In this case, you as the landholder do not transfer or surrender any rights related to mining on the land to the mining company because the mining company is already the holders of these rights. These rights vested in the mining company upon the grant of the statutory authority by the Relevant Government. The resource authority holder has the rights to mine on the land and you are not able to stop them. In the process of the resource authority holder mining the land, significant damage and adverse effects (as discussed earlier) will impact you, for which the resource authority holder must compensate you under the law. Therefore, we do not find that you provided the resource authority holder with any supply in return for the compensation amounts.

This is also consistent with our view as stated in Goods and Services Tax Ruling 2001/4: Goods and Services Tax: GST consequences of court orders and out-of-court settlements (GSTR 2001/4). Paragraph 73 states that:

You as the landholder are not making a supply, let alone a taxable supply, on which you would have a GST liability.

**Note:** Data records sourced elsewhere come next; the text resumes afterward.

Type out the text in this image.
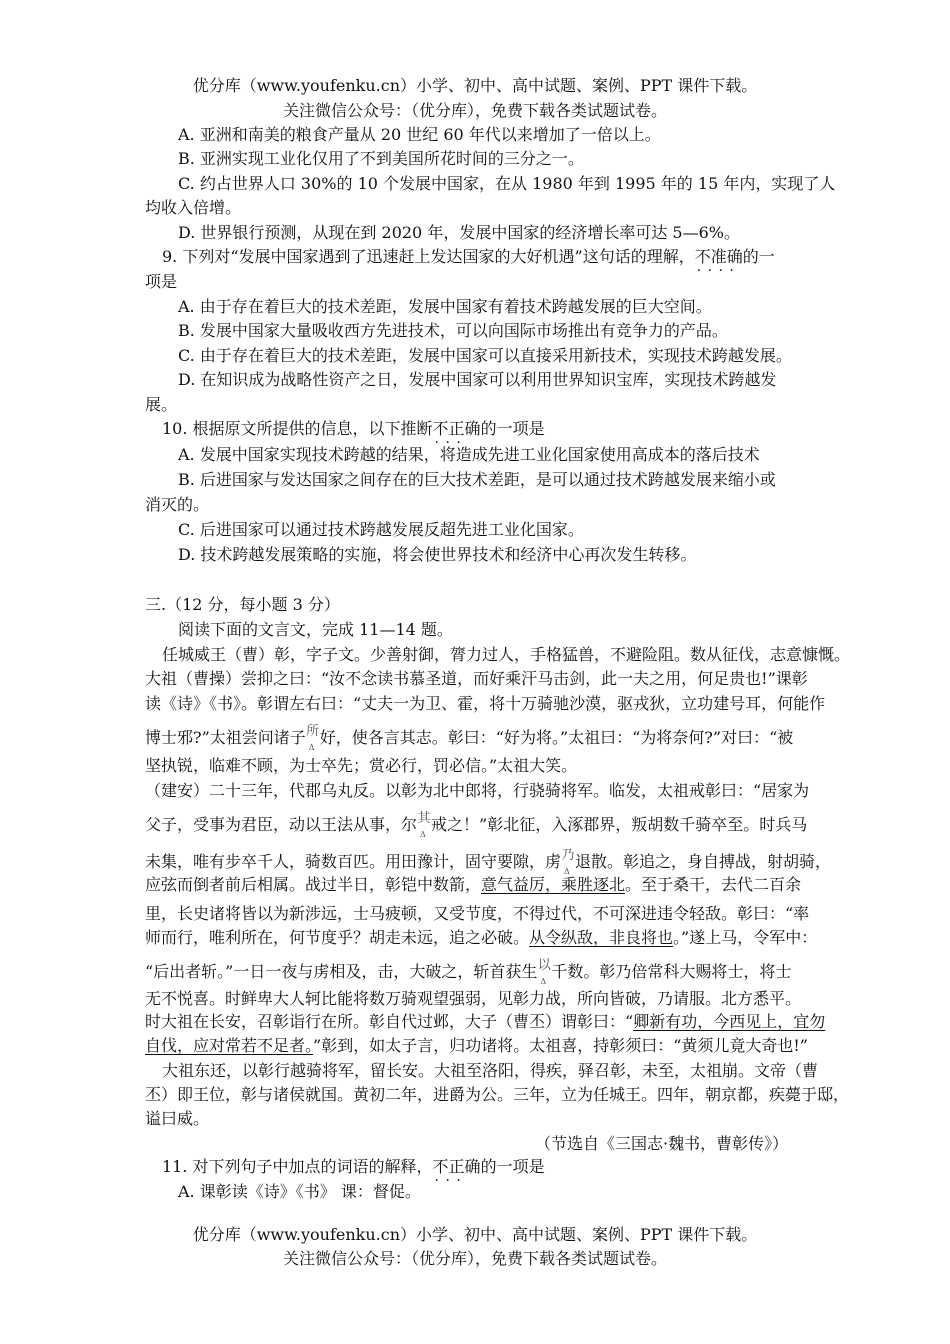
优分库（www.youfenku.cn）小学、初中、高中试题、案例、PPT 课件下载。
关注微信公众号：（优分库），免费下载各类试题试卷。
A. 亚洲和南美的粮食产量从 20 世纪 60 年代以来增加了一倍以上。
B. 亚洲实现工业化仅用了不到美国所花时间的三分之一。
C. 约占世界人口 30%的 10 个发展中国家，在从 1980 年到 1995 年的 15 年内，实现了人
均收入倍增。
D. 世界银行预测，从现在到 2020 年，发展中国家的经济增长率可达 5—6%。
9. 下列对“发展中国家遇到了迅速赶上发达国家的大好机遇”这句话的理解，不准确 · · 的一
项是
A. 由于存在着巨大的技术差距，发展中国家有着技术跨越发展的巨大空间。
B. 发展中国家大量吸收西方先进技术，可以向国际市场推出有竞争力的产品。
C. 由于存在着巨大的技术差距，发展中国家可以直接采用新技术，实现技术跨越发展。
D. 在知识成为战略性资产之日，发展中国家可以利用世界知识宝库，实现技术跨越发
展。
10. 根据原文所提供的信息，以下推断不正确 · · ·的一项是
A. 发展中国家实现技术跨越的结果，将造成先进工业化国家使用高成本的落后技术
B. 后进国家与发达国家之间存在的巨大技术差距，是可以通过技术跨越发展来缩小或
消灭的。
C. 后进国家可以通过技术跨越发展反超先进工业化国家。
D. 技术跨越发展策略的实施，将会使世界技术和经济中心再次发生转移。
三.（12 分，每小题 3 分）
阅读下面的文言文，完成 11—14 题。
任城威王（曹）彰，字子文。少善射御，膂力过人，手格猛兽，不避险阻。数从征伐，志意慷慨。
大祖（曹操）尝抑之曰：“汝不念读书慕圣道，而好乘汗马击剑，此一夫之用，何足贵也!”课彰
读《诗》《书》。彰谓左右曰：“丈夫一为卫、霍，将十万骑驰沙漠，驱戎狄，立功建号耳，何能作
博士邪?”太祖尝问诸子所 Δ好，使各言其志。彰曰：“好为将。”太祖曰：“为将奈何?”对曰：“被
坚执锐，临难不顾，为士卒先；赏必行，罚必信。”太祖大笑。
（建安）二十三年，代郡乌丸反。以彰为北中郎将，行骁骑将军。临发，太祖戒彰曰：“居家为
父子，受事为君臣，动以王法从事，尔其 Δ戒之！”彰北征，入涿郡界，叛胡数千骑卒至。时兵马
未集，唯有步卒千人，骑数百匹。用田豫计，固守要隙，虏乃 Δ退散。彰追之，身自搏战，射胡骑，
应弦而倒者前后相属。战过半日，彰铠中数箭，意气益厉，乘胜逐北。至于桑干，去代二百余
里，长史诸将皆以为新涉远，士马疲顿，又受节度，不得过代，不可深进违令轻敌。彰曰：“率
师而行，唯利所在，何节度乎？胡走未远，追之必破。从令纵敌，非良将也。”遂上马，令军中：
“后出者斩。”一日一夜与虏相及，击，大破之，斩首获生以 Δ千数。彰乃倍常科大赐将士，将士
无不悦喜。时鲜卑大人轲比能将数万骑观望强弱，见彰力战，所向皆破，乃请服。北方悉平。
时大祖在长安，召彰诣行在所。彰自代过邺，大子（曹丕）谓彰曰：“卿新有功，今西见上，宜勿
自伐，应对常若不足者。”彰到，如太子言，归功诸将。太祖喜，持彰须曰：“黄须儿竟大奇也!”
大祖东还，以彰行越骑将军，留长安。大祖至洛阳，得疾，驿召彰，未至，太祖崩。文帝（曹
丕）即王位，彰与诸侯就国。黄初二年，进爵为公。三年，立为任城王。四年，朝京都，疾薨于邸，
谥曰威。
（节选自《三国志·魏书，曹彰传》）
11. 对下列句子中加点的词语的解释，不正确 · · ·的一项是
A. 课彰读《诗》《书》 课：督促。
优分库（www.youfenku.cn）小学、初中、高中试题、案例、PPT 课件下载。
关注微信公众号：（优分库），免费下载各类试题试卷。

In regards to giving up your rights for further compensation upon commencing the agreement, this raises the issue of whether giving up of a landholder’s rights would be a separate supply or as termed in Goods and Services Tax Ruling GSTR 2001/4 a 'discontinuance supply'. Paragraphs 106 to 109 in GSTR 2001/4 discuss discontinuance supplies as follows:

In this instance, the compensation received relates to damages suffered by the landholder as a result of activities carried out by the mining company on their land and is not consideration for a supply and accordingly no taxable supply will be made by the landholder. This is also consistent with other rulings that were issued to mining entities to advise that the compensation payments made do not of themselves constitute a supply for GST purposes. In addition, as no part of the compensation is attributable to discontinuance supplies, there are no GST consequences for the discontinuance supplies. Giving up your right for further compensation is not a separate supply for GST purposes but rather is considered an inherent part of the legal machinery to bring finality to the amount of compensation that will ultimately be sought by you as landholder.

Compensation amounts that are classified as income (as they relate to compensation for the recoupment of deductible expenses) were considered in several recent court cases. The courts confirmed that a damages award should be calculated on a GST exclusive basis in circumstances where the recipient is entitled to a full Input Tax Credit for a cost or expense (Millington v Waste Wise Environmental Pty Ltd [2015] VSC 167, Gagner Pty Ltd v Canturi Corporation Pty Ltd [2009] NSWCA 413). Since the partnership is registered for GST, you will be entitled to claim input tax credits associated with additional costs, compensation of which is classified as income, above. This includes additional cost of agistment and fodder, livestock relocation, maintaining soil health or eradicating weeds etc. Therefore, the receipt of a recoupment of that expenditure will not give rise to a GST liability.